Chez les Sarko, y'a pas photo
Chez les Sarko, y'a pas photo
par Philippe Ridet
"Je ne décide pas de ma vie privée en fonction de ses conséquences sur ma vie publique." Installé dans le salon de l'Airbus A319 qui le ramène de Guyane, et où il a convié une partie de la presse à dîner, Nicolas Sarkozy tente, ce jeudi 29 juin, de se défendre face aux interrogations des journalistes, qui le soupçonnent d'avoir largement mis en scène le retour de son épouse Cécilia, à dix mois de la présidentielle de 2007.

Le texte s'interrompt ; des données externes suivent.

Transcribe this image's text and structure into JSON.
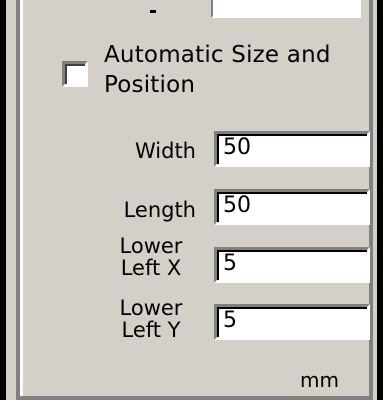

Discrètement réapparue le 8 juin, lors d'une conférence de presse au ministère de l'intérieur, installée au premier rang du meeting de l'UMP à Agen, le 22 juin, Mme Sarkozy était, en Guyane - où elle accompagnait son mari dans un voyage ministériel officiel pour la première fois depuis son départ, en mai 2005 -, omniprésente, quoique silencieuse.

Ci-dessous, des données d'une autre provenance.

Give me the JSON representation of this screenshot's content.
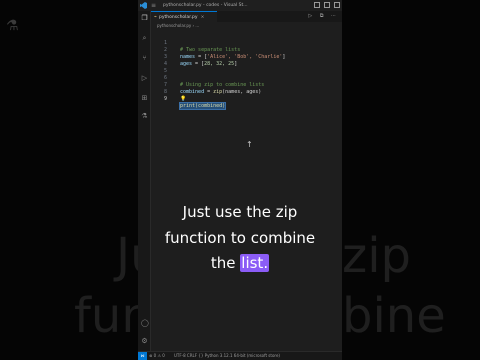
{
  "window": {
    "title": "pythonscholar.py - codes - Visual St..."
  },
  "tab": {
    "filename": "pythonscholar.py",
    "close_glyph": "×"
  },
  "breadcrumb": "pythonscholar.py › ...",
  "editor": {
    "lines": [
      {
        "num": "1",
        "comment": "# Two separate lists"
      },
      {
        "num": "2",
        "var": "names",
        "op": " = [",
        "items": "'Alice', 'Bob', 'Charlie'",
        "close": "]"
      },
      {
        "num": "3",
        "var": "ages",
        "op": " = [",
        "items": "28, 32, 25",
        "close": "]"
      },
      {
        "num": "4"
      },
      {
        "num": "5"
      },
      {
        "num": "6",
        "comment": "# Using zip to combine lists"
      },
      {
        "num": "7",
        "var": "combined",
        "op": " = ",
        "fn": "zip",
        "args": "(names, ages)"
      },
      {
        "num": "8"
      },
      {
        "num": "9",
        "selected": "print(combined)"
      }
    ]
  },
  "statusbar": {
    "left": "⊗ 0 ⚠ 0",
    "right": "UTF-8  CRLF  {} Python  3.12.1 64-bit (microsoft store)"
  },
  "caption": {
    "line1": "Just use the zip",
    "line2": "function to combine",
    "line3_prefix": "the ",
    "line3_highlight": "list.",
    "highlight_color": "#8b5cf6"
  },
  "background_caption": {
    "left_top": "Ju",
    "left_bottom": "func",
    "right_top": "zip",
    "right_bottom": "bine"
  },
  "icons": {
    "flask": "flask-icon",
    "vscode_logo": "vscode-logo-icon",
    "lightbulb": "lightbulb-icon"
  }
}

Pas un plan, pas une image sans elle. "Impossible de monter un sujet sans qu'elle soit dans le cadre", reconnaissaient les envoyés spéciaux des télévisions.
Plan média ou péripétie sentimentale, par nature imprévisible ? Ce couple reformé, embarqué dans une pirogue sur le fleuve Maroni, tandis que photographes et cameramen mitraillent sans relâche, peut difficilement passer pour novice en matière de communication. Si le bonheur du ministre candidat ne souffre pas de doute, quoi d'étonnant à ce qu'il ait voulu le montrer, et clore ainsi une longue séquence médiatique autour des aléas de sa situation conjugale.
Tout commence par un écho dans Le Parisien, dimanche 4 juin. On y lit que Nicolas et Cécilia Sarkozy ont été vus, la veille, chez un chausseur de la rue du Faubourg-Saint-Honoré, à Paris. Le Monde revient à son tour sur la vie sentimentale du président de l'UMP, dans une chronique, le 13 juin. Le Point du 15 juin glisse en couverture : "L'amour retrouvé" et, sous la plume de Catherine Pégard, cite quelques confidences du ministre sur sa vie conjugale.
Sollicité, le ministre refuse pourtant officiellement - et "obstinément", selon son expression -, de parler de sa vie privée. Les hebdos people, Gala, Paris Match, VSD, entrent dans la danse et publient des photos du couple. "Qu'y puis-je ?, s'énerve M. Sarkozy. Si Le Point et VSD font leur "une" sur moi, c'est uniquement parce que ça fait vendre. Arrêtons de conceptualiser sur la peopolisation !"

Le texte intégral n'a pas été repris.